Kur’an-ı Kerim ve lisanımız
İddia ediyorum ve diyorum ki, Kur’an-ı Kerim’deki bütün ayet-i kerimelerin her birinde mevcut olan kelimelerden en az ikisi Türkçemize geçmiştir. Kur’an-ı Kerim’i baştan sona kadar tarayınız. Ramazan ayında mukabele okuyor olmalısınız. Her ayet-i kerimeyi okurken biraz dikkat ediniz, eminim göreceksiniz ki, güzelim Türkçemizde kullanılmakta olan kelimelerimizin ekserisini Kur’an-ı Kerim’den almışızdır.
Mesela her ayet-i kerimede mutlaka “ve” harfi vardır. Türkçemizde de “ve” atıf olarak yer alır ve buna “bağlaç” denilmektedir. Fatiha suresini ele alalım; “Elhamdü lillahi rabb-il âlemin” birinci ayet-i kerimedir. Burada üç kelime vardır ve hepsi Türkçemize geçmiştir.
“Elhamdü” Türkçemize geçmiştir. Hamd etmek demektir. Askerde yemek duasını yaparken “Allah’ımıza hamdolsun” deriz.
“Lillahi” Allah için demektir. Konuşmalarımızda “Allah ve lillah için” deriz.
“Rabb” en çok kullandığımız kelimelerdendir. “Rabbim izin verirse” şeklinde cümle kurarız. Tipi bozuk birisini gördüğümüzde “yüzünde rabbi yessir kalmamış” deriz.
“Âlemin” âlemler demektir. “âlemi yaratan Allah’tır” deriz.
Hatta denilebilir ki, Fatiha süresindeki bütün kelimeler Türkçemize intikal etmiştir.
Bunun sebebi nedir?
Biz, millet olarak İslam’ı, bütün benliğimizle benimsedik.

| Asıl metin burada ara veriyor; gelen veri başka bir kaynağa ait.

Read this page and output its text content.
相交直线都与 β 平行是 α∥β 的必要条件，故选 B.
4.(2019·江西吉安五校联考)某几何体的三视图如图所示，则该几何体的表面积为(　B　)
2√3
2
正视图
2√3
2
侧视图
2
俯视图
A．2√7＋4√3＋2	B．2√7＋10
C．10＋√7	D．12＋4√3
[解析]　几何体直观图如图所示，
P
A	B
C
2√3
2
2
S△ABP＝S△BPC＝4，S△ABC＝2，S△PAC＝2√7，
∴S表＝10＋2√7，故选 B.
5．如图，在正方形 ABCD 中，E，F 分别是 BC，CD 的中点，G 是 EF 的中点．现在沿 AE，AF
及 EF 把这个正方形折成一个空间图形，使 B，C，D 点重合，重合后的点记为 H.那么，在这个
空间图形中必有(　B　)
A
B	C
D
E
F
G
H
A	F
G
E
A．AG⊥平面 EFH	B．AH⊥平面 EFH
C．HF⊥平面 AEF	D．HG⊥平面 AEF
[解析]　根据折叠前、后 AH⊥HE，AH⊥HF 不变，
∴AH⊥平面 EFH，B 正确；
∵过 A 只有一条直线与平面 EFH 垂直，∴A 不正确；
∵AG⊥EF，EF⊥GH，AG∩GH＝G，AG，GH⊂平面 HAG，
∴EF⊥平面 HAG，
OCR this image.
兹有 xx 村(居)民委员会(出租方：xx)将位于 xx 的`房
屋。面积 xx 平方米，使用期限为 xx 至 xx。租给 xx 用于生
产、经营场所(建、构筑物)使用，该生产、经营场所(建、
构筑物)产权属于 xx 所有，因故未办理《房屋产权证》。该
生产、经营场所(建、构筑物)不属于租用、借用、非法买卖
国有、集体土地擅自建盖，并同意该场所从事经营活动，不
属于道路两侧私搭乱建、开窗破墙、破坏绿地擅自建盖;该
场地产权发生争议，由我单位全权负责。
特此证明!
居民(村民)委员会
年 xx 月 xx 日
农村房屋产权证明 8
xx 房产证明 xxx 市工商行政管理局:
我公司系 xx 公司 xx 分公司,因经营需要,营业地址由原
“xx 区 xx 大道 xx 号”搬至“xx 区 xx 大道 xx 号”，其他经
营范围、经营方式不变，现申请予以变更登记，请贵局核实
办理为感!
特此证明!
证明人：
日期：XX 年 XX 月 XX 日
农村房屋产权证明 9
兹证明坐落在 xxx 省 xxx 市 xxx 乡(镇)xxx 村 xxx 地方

Türk milletinin iliklerine kadar İslam işlemiştir.
Tekrar ifade ediyorum ve diyorum ki, Kur’an-ı Kerim’deki bütün ayet-i kerimelerinden her birinden mutlaka Türkçemizde kullandığımız kelimeler vardır.
Size kestirmeden bir örnek vereyim. Türkçemizde kullanmakta olduğumuz “ve” bağlacı vardır. Güzel Türkçemize bu “ve” kelimesi Kur’an-ı Kerim’den intikal etmiştir. Kur’an-ı Kerim’deki bütün ayet-i kerimelerde “ve” harfi vardır ve atıf harfidir. Türkçemizde de aynı manada kullanırız.
Mesela yine Fatiha suresinden örnek verelim; “İyyâke na'budü ve iyyâke neste'în”. Bu ayetteki “Ve” kelimesi Türkçede kullandığımız “ve” kelimesiyle aynı manadadır. “Ancak sana ibadet eder ve ancak senden yardım isteriz” demektir.
İşte 1930’lu yıllarda, atalarımızın bin yıldan beri kullanmakta olduğu bu kelimeler lisanımızdan atılmak istenmiştir.
Bir kısmı 1930’lu yıllarda bir kısmı daha sonraki yıllarda uydurulmuş “yanıt, yapıt, kanıt, koşul, ulusal, ilinti, tanık, yargı, sözcük, ürün, olanak, olasılık” gibi kelimeleri kullananlar bilerek veya bilmeyerek Kur’an-ı Kerim’e karşı tavır olmaktadır.
Eminim ki, uyduruk kelime kullananların bir kısmının Kur’an-ı kerim ile asla kavgası yoktur. Fakat kullandığı kelimelere bakınız; “sözcük, yanıt, koşul, tümce, tanık, yargı, olasılık” gibi kelimeleri kullanıyor. Bunun izahı nedir? Şuur eksikliğidir. Şimdi buna “farkındalık” diyorlar.
Lütfen çevrenizde bölücü ve yıkıcı çevrelerin kullandıkları kelimelere bakınız. Mesela PKK’ya destek veren matbuata bakınız. Göreceksiniz ki, “yanıt, koşut, koşul, ulusal, yargısal, yargı” gibi kelimeleri kullandıklarını göreceksiniz.
Ahmet Selim Kiraz savcımızı şehit eden teröristlerin ve onları destekleyen medyanın kullandıkları kelimelere bakınız aynı nakarat onlarda da görürsünüz.
Kendisini gayrimüslim ilan Nurullah Ataç yazılarında kullandığı cümlelerde “ve” ifadesini kullanmamıştır. Zira “ve” Kur’an’dan gelmiştir. 1930’lu yıllarda yasaklanan kelimelerden biri “şey” kelimesiydi.
Unutmayalım, lisan bir milletin varlık sebebidir. Lisan kaybolursa mevcudiyetimiz mümkün olmaz.